Fused glass is similar to baking glass. Glass pieces are cut and arranged by hand, then slowly heated in a kiln over a period of several hours. At temperatures between 1400 and 1500 degrees F (760 – 840 degrees C), glass softens to a honey-like consistency and the separate pieces of glass liquefy and fuse together into a single piece of glass. When the glass has reached the state desired by the artist, the kiln is shut off, and annealing begins. Annealing is the slow cooling of the glass to prevent the presence of internal stress (which can lead to bubbles, cracks, or fractures).
Once the glass has returned to room temperature, slumping is begun. Slumping is the shaping of flat planes of glass into various forms. The glass is suspended over a prepared mold made of stainless steel or stoneware and slowly heated. As the glass reaches internal temperatures in the 1200 to 1350 degree F range (650 – 730 degrees C), the glass becomes soft, similar in consistency to taffy. The glass stretches and sags over the mold. As it reaches its desired shape, the kiln is shut down and annealing begins.

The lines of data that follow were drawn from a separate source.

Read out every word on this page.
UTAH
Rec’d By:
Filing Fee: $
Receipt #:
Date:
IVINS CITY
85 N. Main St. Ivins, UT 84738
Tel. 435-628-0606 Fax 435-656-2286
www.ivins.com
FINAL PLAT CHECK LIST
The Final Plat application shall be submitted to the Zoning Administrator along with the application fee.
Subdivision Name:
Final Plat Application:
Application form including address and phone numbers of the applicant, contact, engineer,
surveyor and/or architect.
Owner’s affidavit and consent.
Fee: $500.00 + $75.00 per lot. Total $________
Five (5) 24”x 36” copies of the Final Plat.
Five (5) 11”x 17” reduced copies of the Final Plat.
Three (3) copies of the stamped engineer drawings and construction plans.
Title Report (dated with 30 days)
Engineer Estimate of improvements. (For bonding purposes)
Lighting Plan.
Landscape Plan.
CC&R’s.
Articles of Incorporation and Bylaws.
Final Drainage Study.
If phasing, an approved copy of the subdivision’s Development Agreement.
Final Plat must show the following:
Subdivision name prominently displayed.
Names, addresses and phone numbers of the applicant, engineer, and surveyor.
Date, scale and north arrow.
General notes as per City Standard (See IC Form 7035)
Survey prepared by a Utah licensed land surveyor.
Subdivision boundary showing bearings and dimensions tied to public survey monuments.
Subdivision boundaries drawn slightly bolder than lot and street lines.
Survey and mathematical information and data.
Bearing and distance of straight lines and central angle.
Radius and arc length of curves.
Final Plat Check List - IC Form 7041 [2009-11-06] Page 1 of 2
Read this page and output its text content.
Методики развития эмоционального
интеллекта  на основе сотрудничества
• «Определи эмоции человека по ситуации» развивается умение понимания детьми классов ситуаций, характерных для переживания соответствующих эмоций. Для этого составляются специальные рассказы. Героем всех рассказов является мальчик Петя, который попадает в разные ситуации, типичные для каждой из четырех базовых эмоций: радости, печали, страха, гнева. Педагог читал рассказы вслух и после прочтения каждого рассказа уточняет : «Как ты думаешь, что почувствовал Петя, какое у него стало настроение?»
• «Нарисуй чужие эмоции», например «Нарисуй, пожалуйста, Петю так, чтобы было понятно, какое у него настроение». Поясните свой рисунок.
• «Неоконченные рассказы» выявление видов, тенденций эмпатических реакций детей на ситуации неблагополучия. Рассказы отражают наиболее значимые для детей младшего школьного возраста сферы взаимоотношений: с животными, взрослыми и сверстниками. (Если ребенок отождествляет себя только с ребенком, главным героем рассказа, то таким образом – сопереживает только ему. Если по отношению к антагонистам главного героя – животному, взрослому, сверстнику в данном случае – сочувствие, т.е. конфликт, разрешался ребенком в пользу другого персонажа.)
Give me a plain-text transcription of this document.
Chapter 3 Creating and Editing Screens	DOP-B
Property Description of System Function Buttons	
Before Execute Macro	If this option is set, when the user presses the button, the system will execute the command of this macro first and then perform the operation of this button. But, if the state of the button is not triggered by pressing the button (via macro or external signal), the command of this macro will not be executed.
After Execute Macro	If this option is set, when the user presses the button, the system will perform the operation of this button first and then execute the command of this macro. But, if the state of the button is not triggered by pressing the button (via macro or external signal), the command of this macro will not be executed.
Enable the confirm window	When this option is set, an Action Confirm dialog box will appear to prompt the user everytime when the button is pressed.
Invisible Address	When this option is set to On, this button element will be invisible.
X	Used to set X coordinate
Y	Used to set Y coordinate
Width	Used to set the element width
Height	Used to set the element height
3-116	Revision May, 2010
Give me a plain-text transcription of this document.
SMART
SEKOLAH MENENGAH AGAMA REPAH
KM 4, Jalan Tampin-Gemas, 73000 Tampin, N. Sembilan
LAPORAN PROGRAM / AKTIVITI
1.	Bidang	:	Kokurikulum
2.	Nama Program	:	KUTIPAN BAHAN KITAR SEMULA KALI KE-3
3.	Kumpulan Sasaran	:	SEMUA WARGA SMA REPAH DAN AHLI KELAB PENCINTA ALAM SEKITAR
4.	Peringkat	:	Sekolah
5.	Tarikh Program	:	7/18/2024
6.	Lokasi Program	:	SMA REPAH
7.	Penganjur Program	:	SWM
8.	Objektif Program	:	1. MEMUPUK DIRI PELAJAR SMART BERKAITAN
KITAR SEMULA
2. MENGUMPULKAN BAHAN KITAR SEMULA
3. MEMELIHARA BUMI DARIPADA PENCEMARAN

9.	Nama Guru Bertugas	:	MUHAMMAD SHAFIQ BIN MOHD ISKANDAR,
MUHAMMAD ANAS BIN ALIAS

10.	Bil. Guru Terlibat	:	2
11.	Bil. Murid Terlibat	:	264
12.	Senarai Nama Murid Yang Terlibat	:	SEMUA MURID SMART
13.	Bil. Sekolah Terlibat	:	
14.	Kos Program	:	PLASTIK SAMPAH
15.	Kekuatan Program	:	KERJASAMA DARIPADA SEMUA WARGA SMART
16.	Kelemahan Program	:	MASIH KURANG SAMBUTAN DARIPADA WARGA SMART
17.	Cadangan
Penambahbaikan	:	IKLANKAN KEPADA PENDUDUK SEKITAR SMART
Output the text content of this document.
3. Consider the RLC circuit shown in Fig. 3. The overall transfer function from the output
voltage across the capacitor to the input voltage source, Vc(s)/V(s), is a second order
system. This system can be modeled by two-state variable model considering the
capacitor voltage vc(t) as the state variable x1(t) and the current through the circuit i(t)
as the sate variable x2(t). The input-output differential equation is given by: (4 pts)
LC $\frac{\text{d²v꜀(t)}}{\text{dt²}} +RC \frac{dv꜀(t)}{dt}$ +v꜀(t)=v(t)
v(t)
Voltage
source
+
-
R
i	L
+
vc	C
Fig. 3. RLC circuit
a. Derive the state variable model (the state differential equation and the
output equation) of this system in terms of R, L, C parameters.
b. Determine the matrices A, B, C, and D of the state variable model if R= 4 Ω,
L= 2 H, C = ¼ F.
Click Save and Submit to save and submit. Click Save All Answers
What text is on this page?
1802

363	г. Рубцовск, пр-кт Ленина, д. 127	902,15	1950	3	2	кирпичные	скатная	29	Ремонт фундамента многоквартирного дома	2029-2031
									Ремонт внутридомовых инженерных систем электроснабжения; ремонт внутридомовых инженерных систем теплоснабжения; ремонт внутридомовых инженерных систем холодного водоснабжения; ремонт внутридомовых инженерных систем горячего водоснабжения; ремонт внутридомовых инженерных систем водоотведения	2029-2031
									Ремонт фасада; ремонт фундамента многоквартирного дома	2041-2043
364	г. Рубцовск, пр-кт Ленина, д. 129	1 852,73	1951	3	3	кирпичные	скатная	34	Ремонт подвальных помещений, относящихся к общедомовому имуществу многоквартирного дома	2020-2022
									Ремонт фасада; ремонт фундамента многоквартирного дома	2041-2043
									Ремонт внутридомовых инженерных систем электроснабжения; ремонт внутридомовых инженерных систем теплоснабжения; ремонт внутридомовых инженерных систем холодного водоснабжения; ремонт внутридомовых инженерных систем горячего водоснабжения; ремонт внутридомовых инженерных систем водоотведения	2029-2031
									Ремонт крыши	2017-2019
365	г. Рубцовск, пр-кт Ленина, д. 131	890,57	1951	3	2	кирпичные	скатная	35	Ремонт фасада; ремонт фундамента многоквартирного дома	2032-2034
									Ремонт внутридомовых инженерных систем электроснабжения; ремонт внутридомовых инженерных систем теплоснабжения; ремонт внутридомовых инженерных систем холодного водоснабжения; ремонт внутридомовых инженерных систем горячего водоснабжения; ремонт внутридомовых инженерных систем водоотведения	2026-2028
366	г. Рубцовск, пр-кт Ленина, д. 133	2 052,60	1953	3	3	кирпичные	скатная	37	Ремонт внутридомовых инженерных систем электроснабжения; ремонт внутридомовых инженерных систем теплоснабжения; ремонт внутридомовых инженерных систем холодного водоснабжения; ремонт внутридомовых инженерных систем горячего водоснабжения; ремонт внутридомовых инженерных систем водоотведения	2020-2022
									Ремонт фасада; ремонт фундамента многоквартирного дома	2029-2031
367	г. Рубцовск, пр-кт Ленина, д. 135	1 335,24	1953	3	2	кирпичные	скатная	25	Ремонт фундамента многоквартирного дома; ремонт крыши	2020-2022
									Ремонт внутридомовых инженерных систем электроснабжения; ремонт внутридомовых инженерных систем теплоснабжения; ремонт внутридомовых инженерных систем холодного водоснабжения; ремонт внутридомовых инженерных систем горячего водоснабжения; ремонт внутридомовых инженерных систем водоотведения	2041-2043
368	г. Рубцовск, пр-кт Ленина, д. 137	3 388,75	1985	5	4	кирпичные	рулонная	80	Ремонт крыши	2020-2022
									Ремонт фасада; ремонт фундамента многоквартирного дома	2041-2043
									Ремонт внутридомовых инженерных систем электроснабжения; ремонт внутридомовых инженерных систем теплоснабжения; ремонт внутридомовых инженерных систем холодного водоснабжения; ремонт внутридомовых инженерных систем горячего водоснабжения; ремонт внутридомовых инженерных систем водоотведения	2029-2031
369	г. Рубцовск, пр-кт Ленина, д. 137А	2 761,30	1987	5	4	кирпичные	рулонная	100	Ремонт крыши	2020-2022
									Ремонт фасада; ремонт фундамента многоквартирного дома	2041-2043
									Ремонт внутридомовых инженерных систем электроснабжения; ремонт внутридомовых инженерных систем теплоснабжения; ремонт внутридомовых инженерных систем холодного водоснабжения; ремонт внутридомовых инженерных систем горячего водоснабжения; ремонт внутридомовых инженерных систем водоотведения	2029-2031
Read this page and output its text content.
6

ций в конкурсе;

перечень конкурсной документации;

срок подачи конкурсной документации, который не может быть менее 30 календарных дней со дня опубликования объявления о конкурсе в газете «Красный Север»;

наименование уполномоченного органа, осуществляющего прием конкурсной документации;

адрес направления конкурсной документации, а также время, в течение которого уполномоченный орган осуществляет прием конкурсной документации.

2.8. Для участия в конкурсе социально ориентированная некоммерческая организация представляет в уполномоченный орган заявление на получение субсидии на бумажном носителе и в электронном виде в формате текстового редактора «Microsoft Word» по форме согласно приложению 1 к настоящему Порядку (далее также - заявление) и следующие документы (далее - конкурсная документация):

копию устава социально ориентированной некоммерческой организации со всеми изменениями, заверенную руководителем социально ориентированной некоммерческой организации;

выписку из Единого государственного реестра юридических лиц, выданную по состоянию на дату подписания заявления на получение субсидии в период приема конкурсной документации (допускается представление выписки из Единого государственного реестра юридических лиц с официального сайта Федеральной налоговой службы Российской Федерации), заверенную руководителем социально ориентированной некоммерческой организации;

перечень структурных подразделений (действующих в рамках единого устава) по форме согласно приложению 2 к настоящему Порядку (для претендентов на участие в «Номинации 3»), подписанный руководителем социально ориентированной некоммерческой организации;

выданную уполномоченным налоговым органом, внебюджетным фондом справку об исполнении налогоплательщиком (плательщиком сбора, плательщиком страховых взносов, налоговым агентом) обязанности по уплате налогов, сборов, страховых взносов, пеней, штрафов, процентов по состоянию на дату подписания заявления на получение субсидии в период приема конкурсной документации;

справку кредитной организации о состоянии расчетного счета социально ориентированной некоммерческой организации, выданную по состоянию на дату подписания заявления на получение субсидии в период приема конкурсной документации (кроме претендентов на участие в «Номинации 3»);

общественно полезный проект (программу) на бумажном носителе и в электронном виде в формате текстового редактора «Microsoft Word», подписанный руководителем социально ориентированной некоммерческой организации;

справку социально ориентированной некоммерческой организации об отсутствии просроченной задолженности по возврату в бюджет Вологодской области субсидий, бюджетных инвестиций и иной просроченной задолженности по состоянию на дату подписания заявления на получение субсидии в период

“Fusing is a challenging form of expression because it involves the creative process along with the scientific control needed to manipulate an uncooperative material. I continue to experiment with different types of glass, molds and special effects. I see my work as constantly evolving as I discover new and unusual techniques, including the occasional happy mistake.”
About the Artist:
Nancy Bonig was born and raised in the Washington D.C. area. She received a bachelor of science in Apparel Design from Virginia Tech. . She began kiln-working glass in 1998. She moved to Colorado in 1975 in search of a more peaceful and natural environment. She resides in Monument, Colorado.